For Vamvakinou, tackling the “social disadvantage” that migrants faced was key to improving access to jobs.  

One method of helping migrants find work involved funding programs that connected unemployed individuals with jobs matching their skillset. 

She raised concerns, however, that social programs were underfunded as Calwell had often been left behind in Coalition budgets. 

In a parliamentary speech in 2021, she said, “This is a budget full of lost opportunities and one which, yet again – it’s not for the first time – leaves the people of my electorate worse off.” 

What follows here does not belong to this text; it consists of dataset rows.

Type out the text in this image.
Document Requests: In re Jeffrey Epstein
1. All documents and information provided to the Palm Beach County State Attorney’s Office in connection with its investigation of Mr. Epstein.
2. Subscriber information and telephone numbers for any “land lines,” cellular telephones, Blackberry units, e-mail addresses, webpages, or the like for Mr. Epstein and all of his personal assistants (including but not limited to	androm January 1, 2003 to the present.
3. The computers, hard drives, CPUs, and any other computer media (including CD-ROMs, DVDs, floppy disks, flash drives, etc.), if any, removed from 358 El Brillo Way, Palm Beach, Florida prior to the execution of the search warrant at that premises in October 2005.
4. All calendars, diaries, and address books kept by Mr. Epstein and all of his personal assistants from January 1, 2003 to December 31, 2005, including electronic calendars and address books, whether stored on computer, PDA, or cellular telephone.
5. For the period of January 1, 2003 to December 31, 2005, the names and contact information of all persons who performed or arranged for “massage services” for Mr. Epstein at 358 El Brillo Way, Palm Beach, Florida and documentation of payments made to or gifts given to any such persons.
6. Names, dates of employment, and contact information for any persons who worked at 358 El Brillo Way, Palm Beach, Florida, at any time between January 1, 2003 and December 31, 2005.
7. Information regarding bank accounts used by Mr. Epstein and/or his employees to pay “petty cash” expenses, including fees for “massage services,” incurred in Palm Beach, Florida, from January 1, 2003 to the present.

In a subsequent interview with The Junction, she explained that a Labor government would address the inequity and prioritise spending so people weren’t left behind. She highlighted free childcare as a way of improving people’s wellbeing, calling it “the epitome of a very civilised society”. 

“You’ve got a lot of newly arrived who are struggling. And if they can’t get their kids sorted in a way that allows them to work, as well as the mum to work, then they’re going to have difficulties.” 

Sidra Shahab, migrant consultant with Brilliant Migration Club in Craigieburn, an organisation that assists migrants in obtaining visas, said that migrants in Victoria are “discriminated” against under the Liberal government. 

Shahab said it takes “nine to 12 months” for applicants to have skilled migration visas approved in Victoria, much longer than in other states. 

She said Vamvakinou’s policies were “very good in respect to the immigrants … [Labor] really want to see a multicultural Victoria over here.” 

Australia’s challenging “job culture” 

Shahab said trade was a very common route for migrants as they often struggled to adapt to Australia’s “job culture”, leading to many starting their careers over. 

“They are not, you know, able to find the jobs which is according to their experience level … so what most of the immigrants, like, you know, do when they come over here, they have to start their careers I would say from scratch.” 

Vamvakinou said children of migrants often experienced pressure from parents to go to university, even if that option might not suit them. 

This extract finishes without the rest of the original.